FTP Online
 
 

Make Your Apps Operations Friendly With AOP
Learn how aspect-oriented programming (AOP) lets you add new behaviors to your application without modifying existing code.
by Robert Swarr

Posted March 15, 2004

For This Solution: AspectJ 1.0.6, Jarkarta Tomcat 4.1.x, and Jakarta Commons Logging 1.0.x are required.

All too often, organizations overlook operations management requirements until after applications are deployed. Then it's more difficult to address concerns. As a result, organizations are burdened with hard-to-manage applications.

Imagine this scenario: After completing a new application, the development team moves onto another project. Now you must support what they built, a Web application with numerous Java classes. At first the application runs well. You have more tasks than hours in the day, so you don't examine the new application too closely. Suddenly, it stops processing requests. After a half-hour of unsuccessful diagnostics, you stop and start the server, and, thankfully, the application begins processing requests again. After reviewing the application source code, you realize its logging is poorly designed and coded. You notice that many exception handlers are defined with empty blocks like this:

try {
   // Code that throws Exception
} catch (Exception e) {
   // Ignore Exception
}

Other exception handlers are defined like this:

try {
   // Code that throws Exception
} catch (Exception e) {
  System.out.println("Exception: 
     " e.getMessage()); 
}

The latter example is better because it reports the exception.

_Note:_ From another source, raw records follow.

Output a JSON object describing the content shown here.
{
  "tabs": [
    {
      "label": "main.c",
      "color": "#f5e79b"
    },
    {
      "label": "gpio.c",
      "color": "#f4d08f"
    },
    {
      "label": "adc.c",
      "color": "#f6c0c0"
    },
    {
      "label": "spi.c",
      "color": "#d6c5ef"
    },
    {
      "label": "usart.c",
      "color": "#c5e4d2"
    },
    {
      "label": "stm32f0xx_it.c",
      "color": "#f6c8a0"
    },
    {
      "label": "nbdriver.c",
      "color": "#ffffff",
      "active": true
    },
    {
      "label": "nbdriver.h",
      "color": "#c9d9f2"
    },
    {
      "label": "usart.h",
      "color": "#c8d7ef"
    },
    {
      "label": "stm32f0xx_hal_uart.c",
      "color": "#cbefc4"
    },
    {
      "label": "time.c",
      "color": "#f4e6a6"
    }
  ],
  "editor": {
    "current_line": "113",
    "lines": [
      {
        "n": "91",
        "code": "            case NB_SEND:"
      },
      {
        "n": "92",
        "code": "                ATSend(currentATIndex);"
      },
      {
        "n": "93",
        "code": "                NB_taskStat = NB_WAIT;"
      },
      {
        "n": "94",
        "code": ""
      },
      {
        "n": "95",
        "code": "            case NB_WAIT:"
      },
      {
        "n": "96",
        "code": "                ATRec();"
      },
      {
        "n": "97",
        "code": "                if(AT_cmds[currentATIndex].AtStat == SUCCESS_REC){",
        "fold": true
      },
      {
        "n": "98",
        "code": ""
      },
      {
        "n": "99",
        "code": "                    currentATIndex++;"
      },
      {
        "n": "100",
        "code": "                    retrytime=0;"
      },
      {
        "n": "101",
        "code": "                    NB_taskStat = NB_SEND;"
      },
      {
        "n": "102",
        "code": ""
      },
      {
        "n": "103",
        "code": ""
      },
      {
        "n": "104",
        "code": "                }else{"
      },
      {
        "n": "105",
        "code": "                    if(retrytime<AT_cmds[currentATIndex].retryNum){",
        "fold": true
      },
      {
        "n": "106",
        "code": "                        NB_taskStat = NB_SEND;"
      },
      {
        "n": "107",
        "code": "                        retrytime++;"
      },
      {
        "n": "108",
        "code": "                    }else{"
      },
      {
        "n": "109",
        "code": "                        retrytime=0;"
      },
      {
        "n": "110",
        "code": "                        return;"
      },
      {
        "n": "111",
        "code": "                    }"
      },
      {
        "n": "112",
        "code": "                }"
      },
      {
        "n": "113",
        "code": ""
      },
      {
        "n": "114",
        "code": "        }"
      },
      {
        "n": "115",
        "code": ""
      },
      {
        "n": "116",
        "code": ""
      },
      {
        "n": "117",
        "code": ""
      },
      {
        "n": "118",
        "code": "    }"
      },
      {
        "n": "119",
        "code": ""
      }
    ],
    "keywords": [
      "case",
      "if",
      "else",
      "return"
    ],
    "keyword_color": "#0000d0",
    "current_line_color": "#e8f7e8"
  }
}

However, the output could be lost among all the other messages on the console, and it doesn't supply enough information to help diagnose the problem.

You rightfully suspect that the application failure's root cause is an unreported or unnoticed Exception. But what do you do? You don't have the resources to rewrite the application. Fortunately, aspect-oriented programming (AOP) offers an elegant solution to this all-too-common problem. AOP allows you to add crosscutting behaviors such as logging to a Java application without changing the existing code.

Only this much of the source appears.